A great thing about my job is that I get to interact with professionals in various occupations outside of just athletics. Business owners, marketing consultants, public service workers, campus-wide employees, and sales reps make up some of the people I help out and work with. However, in that group I left out the one profession that I enjoy interacting with the most, the one profession that I probably have the most respect for: the local television sports reporter.

First off, I have an all-encompassing respect for the local media in general. Doing all they can to write/shoot/broadcast/Tweet the latest news in a very competitive and low-paying environment, I marvel at the excellent job that many of them do. Whether it is through a newspaper, television screen, radio, or website, I am thankful for the coverage they provide us.

With that said, my level of admiration heightens a bit for the local journalists who appear on television, especially the reporters. While appearing on camera takes an enormous amount of guts in general, everything else that the job requires from going to location-to-location, getting stories, scoring interviews, writing the material, and then putting it all together as a final package is daunting to say the least. The pressure would weigh on anyone and to realize that these people do it on a day-to-day basis speaks volumes about their work ethic.

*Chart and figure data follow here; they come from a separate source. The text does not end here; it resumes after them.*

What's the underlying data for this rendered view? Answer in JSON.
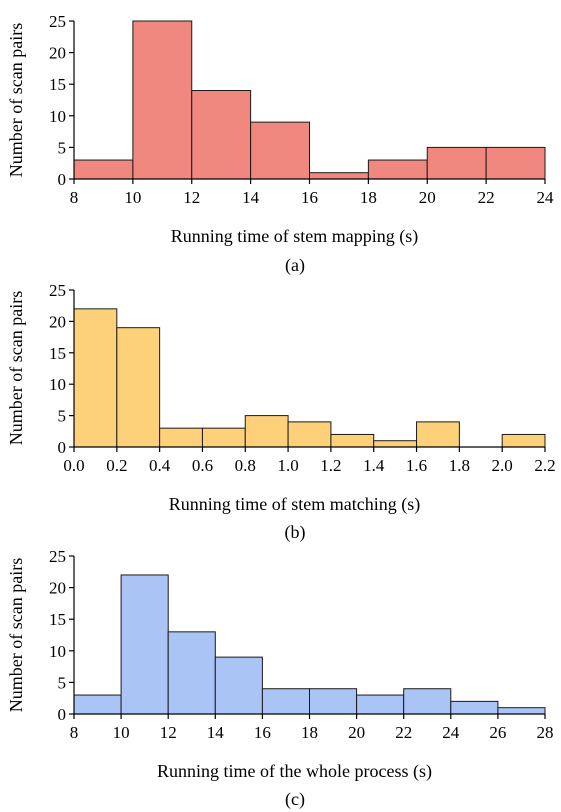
{
  "chart_data": [
    {
      "type": "bar",
      "caption": "(a)",
      "xlabel": "Running time of stem mapping (s)",
      "ylabel": "Number of scan pairs",
      "bar_color": "#f08880",
      "bins": [
        [
          8,
          10
        ],
        [
          10,
          12
        ],
        [
          12,
          14
        ],
        [
          14,
          16
        ],
        [
          16,
          18
        ],
        [
          18,
          20
        ],
        [
          20,
          22
        ],
        [
          22,
          24
        ]
      ],
      "values": [
        3,
        25,
        14,
        9,
        1,
        3,
        5,
        5
      ],
      "xlim": [
        8,
        24
      ],
      "ylim": [
        0,
        25
      ],
      "xticks": [
        8,
        10,
        12,
        14,
        16,
        18,
        20,
        22,
        24
      ],
      "xtick_labels": [
        "8",
        "10",
        "12",
        "14",
        "16",
        "18",
        "20",
        "22",
        "24"
      ],
      "yticks": [
        0,
        5,
        10,
        15,
        20,
        25
      ],
      "ytick_labels": [
        "0",
        "5",
        "10",
        "15",
        "20",
        "25"
      ],
      "grid": false
    },
    {
      "type": "bar",
      "caption": "(b)",
      "xlabel": "Running time of stem matching (s)",
      "ylabel": "Number of scan pairs",
      "bar_color": "#fdd07a",
      "bins": [
        [
          0.0,
          0.2
        ],
        [
          0.2,
          0.4
        ],
        [
          0.4,
          0.6
        ],
        [
          0.6,
          0.8
        ],
        [
          0.8,
          1.0
        ],
        [
          1.0,
          1.2
        ],
        [
          1.2,
          1.4
        ],
        [
          1.4,
          1.6
        ],
        [
          1.6,
          1.8
        ],
        [
          1.8,
          2.0
        ],
        [
          2.0,
          2.2
        ]
      ],
      "values": [
        22,
        19,
        3,
        3,
        5,
        4,
        2,
        1,
        4,
        0,
        2
      ],
      "xlim": [
        0.0,
        2.2
      ],
      "ylim": [
        0,
        25
      ],
      "xticks": [
        0.0,
        0.2,
        0.4,
        0.6,
        0.8,
        1.0,
        1.2,
        1.4,
        1.6,
        1.8,
        2.0,
        2.2
      ],
      "xtick_labels": [
        "0.0",
        "0.2",
        "0.4",
        "0.6",
        "0.8",
        "1.0",
        "1.2",
        "1.4",
        "1.6",
        "1.8",
        "2.0",
        "2.2"
      ],
      "yticks": [
        0,
        5,
        10,
        15,
        20,
        25
      ],
      "ytick_labels": [
        "0",
        "5",
        "10",
        "15",
        "20",
        "25"
      ],
      "grid": false
    },
    {
      "type": "bar",
      "caption": "(c)",
      "xlabel": "Running time of the whole process (s)",
      "ylabel": "Number of scan pairs",
      "bar_color": "#a9c4f5",
      "bins": [
        [
          8,
          10
        ],
        [
          10,
          12
        ],
        [
          12,
          14
        ],
        [
          14,
          16
        ],
        [
          16,
          18
        ],
        [
          18,
          20
        ],
        [
          20,
          22
        ],
        [
          22,
          24
        ],
        [
          24,
          26
        ],
        [
          26,
          28
        ]
      ],
      "values": [
        3,
        22,
        13,
        9,
        4,
        4,
        3,
        4,
        2,
        1
      ],
      "xlim": [
        8,
        28
      ],
      "ylim": [
        0,
        25
      ],
      "xticks": [
        8,
        10,
        12,
        14,
        16,
        18,
        20,
        22,
        24,
        26,
        28
      ],
      "xtick_labels": [
        "8",
        "10",
        "12",
        "14",
        "16",
        "18",
        "20",
        "22",
        "24",
        "26",
        "28"
      ],
      "yticks": [
        0,
        5,
        10,
        15,
        20,
        25
      ],
      "ytick_labels": [
        "0",
        "5",
        "10",
        "15",
        "20",
        "25"
      ],
      "grid": false
    }
  ]
}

Handing out one more heightened notch of respect, I have to specifically signal out local television sports reporters. While having any type of profession associated with athletics is a dream for many, even the most avid and obsessed sports junkie could easily get burnt out reporting local sports.

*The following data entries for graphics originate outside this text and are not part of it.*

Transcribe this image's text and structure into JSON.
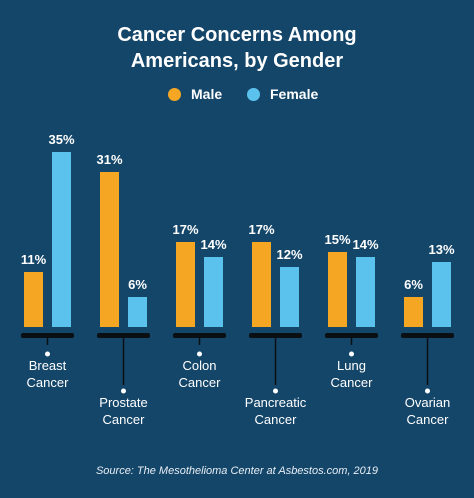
{
  "chart_data": {
    "type": "bar",
    "title_line1": "Cancer Concerns Among",
    "title_line2": "Americans, by Gender",
    "categories": [
      [
        "Breast",
        "Cancer"
      ],
      [
        "Prostate",
        "Cancer"
      ],
      [
        "Colon",
        "Cancer"
      ],
      [
        "Pancreatic",
        "Cancer"
      ],
      [
        "Lung",
        "Cancer"
      ],
      [
        "Ovarian",
        "Cancer"
      ]
    ],
    "series": [
      {
        "name": "Male",
        "color": "#f5a623",
        "values": [
          11,
          31,
          17,
          17,
          15,
          6
        ]
      },
      {
        "name": "Female",
        "color": "#5bc2ee",
        "values": [
          35,
          6,
          14,
          12,
          14,
          13
        ]
      }
    ],
    "value_suffix": "%",
    "legend_position": "top-center",
    "grid": false,
    "source": "Source: The Mesothelioma Center at Asbestos.com, 2019"
  }
}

Shaun Rainey is a sports reporter for the ABC/FOX station in Missoula. He is a great talent and a friend on mine.

Shaun Rainey is a sports reporter for the ABC/FOX station in Missoula. He is a great talent and a friend on mine.

First things first that you have to understand is that a sports reporter at your local station wears many hats. Most of the time he/she travels to multiple sites in a day, scouts out a spot to work, shoots the games, conducts interviews, hustles back to the station, writes the sportscast, edits it, changes clothes, and then slides into the anchor desk and in front of the camera to deliver the day’s sports. Talk about exerting a lot of energy!

But honestly, I just rapidly fired off the main duties that the sports journalist has to accomplish. I didn’t even scratch the surface of every little detail that goes into each one of those tasks.

I didn’t talk about the long hours involved for sports reporters. From starting at the station early in the day and then going to the competition sites and then back to the station up through the late night newscast makes for a brutally long day. The hours extend to the weekends and holidays too. Sports are always happening and while most of us are fortunate enough to enjoy them, sports journalists are working their butts off to cover them.

I didn’t mention the taxing travel obstacles that many sports journalists go through as they commute from site to site, many outside of city limits. Speaking of travel, I didn’t bring up the challenging road conditions that many must navigate during the winter months, especially here in Montana. Going from small town to small town on sketchy roads in a blizzard just for the sake of capturing a few highlights is risky business.